For its second quarter PepsiCo reported net revenue of $15.92 billion and organic revenue growth of 5.1 percent—this growth exceeds the 4.4 percent organic revenue growth of first quarter 2015. In light of this progress, PepsiCo made the decision to raise its full year core constant currency EPS growth target to 8 percent (the previous target for year end was 7 percent).
"Our results reflect our keen focus on innovation, brand building and marketplace execution,” said PepsiCo CEO Indra Nooyi in a press release addressing the quarterly report. “Through scientific R&D and strategic insights, we are developing sustainable innovation to offer consumers the range of food and beverage choices they're looking for and creating a powerful platform for growth. As a result, we continue to drive growth for our retail partners.”

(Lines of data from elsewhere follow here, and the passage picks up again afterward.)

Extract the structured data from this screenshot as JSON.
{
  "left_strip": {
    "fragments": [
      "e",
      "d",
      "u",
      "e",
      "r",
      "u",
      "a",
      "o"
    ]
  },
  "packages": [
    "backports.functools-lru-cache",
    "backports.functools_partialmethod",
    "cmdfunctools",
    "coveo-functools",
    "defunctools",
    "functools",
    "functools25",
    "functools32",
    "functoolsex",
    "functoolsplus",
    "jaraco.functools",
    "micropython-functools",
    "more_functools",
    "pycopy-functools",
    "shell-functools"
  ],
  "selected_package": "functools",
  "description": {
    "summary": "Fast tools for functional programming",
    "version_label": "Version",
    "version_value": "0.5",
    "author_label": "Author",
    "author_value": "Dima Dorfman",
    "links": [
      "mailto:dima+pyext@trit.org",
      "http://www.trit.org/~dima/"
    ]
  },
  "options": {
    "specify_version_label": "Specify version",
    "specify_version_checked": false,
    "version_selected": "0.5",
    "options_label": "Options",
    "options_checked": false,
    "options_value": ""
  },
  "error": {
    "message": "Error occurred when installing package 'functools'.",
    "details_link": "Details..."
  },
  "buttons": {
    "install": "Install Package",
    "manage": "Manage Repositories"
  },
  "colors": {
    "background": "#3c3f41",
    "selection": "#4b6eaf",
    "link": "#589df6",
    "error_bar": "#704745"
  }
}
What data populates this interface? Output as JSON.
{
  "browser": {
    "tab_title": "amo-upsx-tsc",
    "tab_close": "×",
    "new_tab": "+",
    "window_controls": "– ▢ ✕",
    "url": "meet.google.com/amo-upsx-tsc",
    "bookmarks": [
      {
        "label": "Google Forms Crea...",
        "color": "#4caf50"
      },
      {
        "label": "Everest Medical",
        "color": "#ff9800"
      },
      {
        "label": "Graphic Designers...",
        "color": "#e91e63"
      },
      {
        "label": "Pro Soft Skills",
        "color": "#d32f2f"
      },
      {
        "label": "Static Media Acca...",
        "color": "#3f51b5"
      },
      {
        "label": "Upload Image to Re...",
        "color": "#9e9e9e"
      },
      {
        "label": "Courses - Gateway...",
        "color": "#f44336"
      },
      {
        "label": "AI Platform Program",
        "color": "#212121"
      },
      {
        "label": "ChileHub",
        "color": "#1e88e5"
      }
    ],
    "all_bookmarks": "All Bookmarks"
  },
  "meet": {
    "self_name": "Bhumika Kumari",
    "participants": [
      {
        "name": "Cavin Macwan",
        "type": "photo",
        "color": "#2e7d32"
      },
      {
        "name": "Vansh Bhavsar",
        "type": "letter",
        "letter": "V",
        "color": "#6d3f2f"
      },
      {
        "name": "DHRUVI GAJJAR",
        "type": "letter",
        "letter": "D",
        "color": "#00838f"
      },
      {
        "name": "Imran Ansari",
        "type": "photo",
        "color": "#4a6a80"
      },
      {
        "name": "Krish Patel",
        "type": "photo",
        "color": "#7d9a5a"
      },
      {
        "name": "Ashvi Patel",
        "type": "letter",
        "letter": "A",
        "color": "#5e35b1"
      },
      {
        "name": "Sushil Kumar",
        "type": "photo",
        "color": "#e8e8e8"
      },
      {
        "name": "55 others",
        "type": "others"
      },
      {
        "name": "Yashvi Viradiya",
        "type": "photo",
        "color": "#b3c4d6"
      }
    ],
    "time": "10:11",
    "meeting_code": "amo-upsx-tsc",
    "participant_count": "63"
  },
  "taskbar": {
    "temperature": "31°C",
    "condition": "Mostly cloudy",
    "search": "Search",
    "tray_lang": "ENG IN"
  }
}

PepsiCo’s growth isn’t just good for PepsiCo: the company’s earnings report also states that PepsiCo products have been a strong growth driver for its retail partners as well, especially in the domestic market. “Notably, in the second quarter, PepsiCo was once again the largest contributor to retail sales growth in the U.S., our largest market, among all food and beverage manufacturers, with over $400 million of retail sales growth in all measured channels,” states the report, citing data collected by market research company IRi.
With two strong quarters behind it, PepsiCo is ready for even further growth in the quarters and years to come. “We remain on track to deliver our 5 year, $5 billion productivity savings through 2019,” said Nooyi. "We believe we have the right strategies in place to continue delivering strong constant currency operating results and healthy cash returns to shareholders."